Il 13 ottobre tre ONG – ActionAid Italia, il collettivo per la difesa delle terre malgasce BMTT e la francese Colletif Tany – hanno presentato un’istanza contro la società italiana di energie rinnovabili Tozzi Green per le sue attività agroindustriali in Madagascar. Queste, secondo le organizzazioni, sarebbero state praticate «in maniera non conforme alle linee guida per le multinazionali stabilite dall’Organizzazione per la cooperazione e lo sviluppo economico (OCSE)». Nel documento, depositato presso il Punto di Contatto dell’OCSE in Italia – un organo creato dal nostro Governo per garantire che le direttive rivolte alle grandi imprese siano rispettate nel migliore dei modi – i gruppi nello specifico accusano la società italiana di aver violato i diritti umani delle popolazioni residenti nella regione di Ihorombe, nella parte meridionale del Madagascar, e di essersi macchiata di ‘land grabbing’, ovvero di aver rubato le terre alla popolazione locale.

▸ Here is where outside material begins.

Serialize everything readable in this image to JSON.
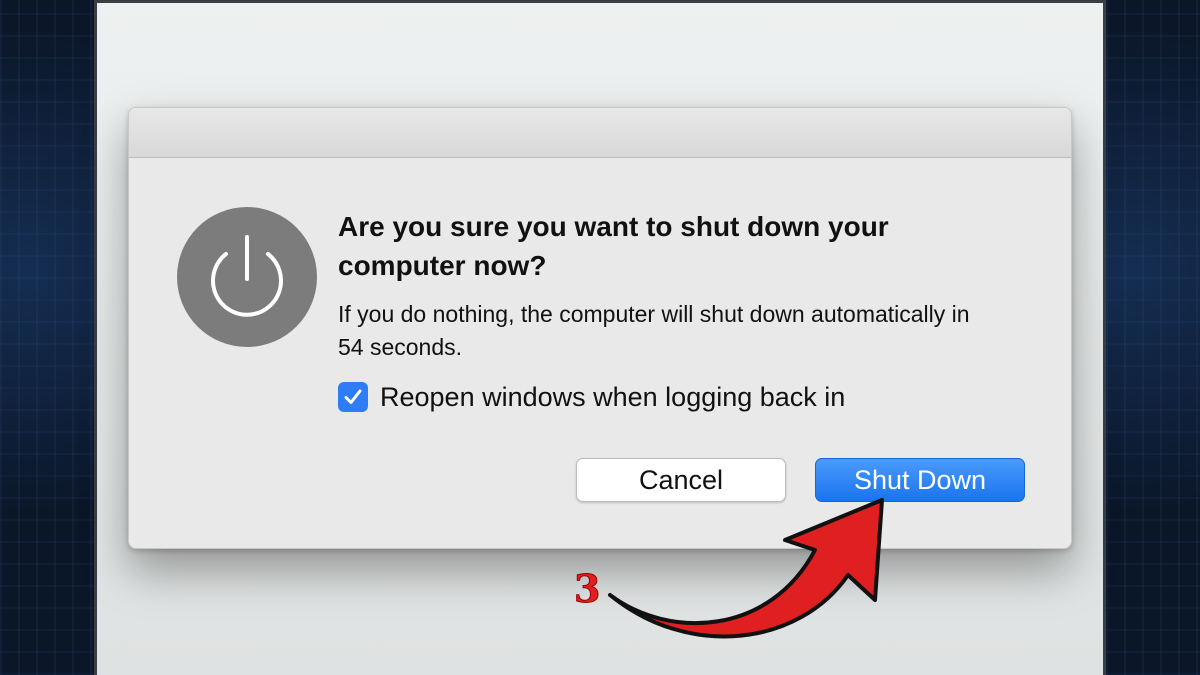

Una pratica, quest’ultima, che Oxfam descrive come «l’accaparramento di una larga porzione di terra, venduta ad aziende o governi di altri paesi» che la utilizzano «per la coltivazione intensiva di prodotti da esportare» senza il consenso «delle comunità che ci abitano o che la utilizzano per produrre il loro cibo» che quindi sono costrette a spostarsi. Un modo di ottenere il controllo su un certo quantitativo di terreno ritenuto formalmente regolare, ma che, oltre ad essere lesivo per il suolo e le persone che ci vivono, spesso cela modalità di acquisto poco trasparenti.
L’istanza spiega che la Tozzi Green, presente nella regione di Irohombe con la sua filiale Jatropha Technology Farm Madagascar (JTF-Madagascar), ha stipulato in dieci anni due contratti di affitto, di durata trentennale, direttamente con il Governo nazionale: uno nel 2012 e l’altro nel 2018. Il primo ha riguardato un’area di circa 7mila ettari, posizionata in due comuni della regione. Terreno inizialmente destinato alla coltivazione di jatropha curcas, una pianta utilizzata per produrre agrocarburanti (che però non ha dato il rendimento sperato) poi sostituita con il mais da vendere ai produttori di mangimi. Con il secondo affitto, con cui la Tozzi Green si è aggiudicata un’area di quasi 4mila ettari, le piantagioni di mais sono state estese anche in un terzo comune e accompagnate dalla semina del geranio, utilizzato per la produzione di olio essenziale destinato all’export.
Secondo le associazioni, la procedura per la locazione dei terreni non avrebbe rispettato alcuni passaggi fondamentali: sarebbe avvenuta attraverso pratiche opache e poco inclusive, che non avrebbero tenuto conto degli interessi delle popolazioni locali. Queste ultime, si legge nell’istanza, non sarebbero state informate a dovere, né avrebbero ricevuto una compensazione per l’esproprio. Anzi, le comunità che si sarebbero opposte alla privazione delle terre sarebbero state «minacciate dalle autorità locali e nazionali e sottoposte a pressioni». In generale le organizzazioni credono che la presenza della società abbia reso la vita dei locali ancora più difficile: questi si sarebbero trovati ad affrontare un calo significativo del numero di zebù – animale fonte di reddito e sostentamento – a causa della mancanza di accesso a grandi aree di pascolo, e l’aggravarsi dell’insicurezza alimentare per via delle esportazioni e dell’inaridimento delle risaie. Un fenomeno quest’ultimo, che sarebbe stato causato dalla deviazione dell’acqua da parte di pompe a motore costruite ad hoc.
Dal lato suo la Tozzi Green ha sempre ribadito che i suoi progetti in Madagascar sono invece nati proprio con l’obiettivo di far crescere economicamente e socialmente impresa e territorio, e che «tutte le attività svolte nel Paese sono improntate all’interazione e alla piena condivisione con le regioni ospitanti, le istituzioni e la popolazione nel rispetto delle leggi, dei valori e delle tradizioni locali». In più, secondo la società, le pratiche agricole di conservazione adottate sui terreni presi in carico, giudicati «fortemente degradati», avrebbero contribuito a favorire «lo sviluppo di specie animali come mammiferi, uccelli, rettili ed insetti impollinatori, preziosi per l’arricchimento della biodiversità», nonché la creazione di più di 1.500 posti di lavoro. Partecipando così «al miglioramento diretto delle condizioni di vita delle popolazioni locali e del loro benessere».
Se da una parte le ONG chiedono che l’azienda risarcisca le comunità e restituisca loro le terre, dall’altra la Tozzi Green si dice pronta a dimostrare l’infondatezza delle accuse.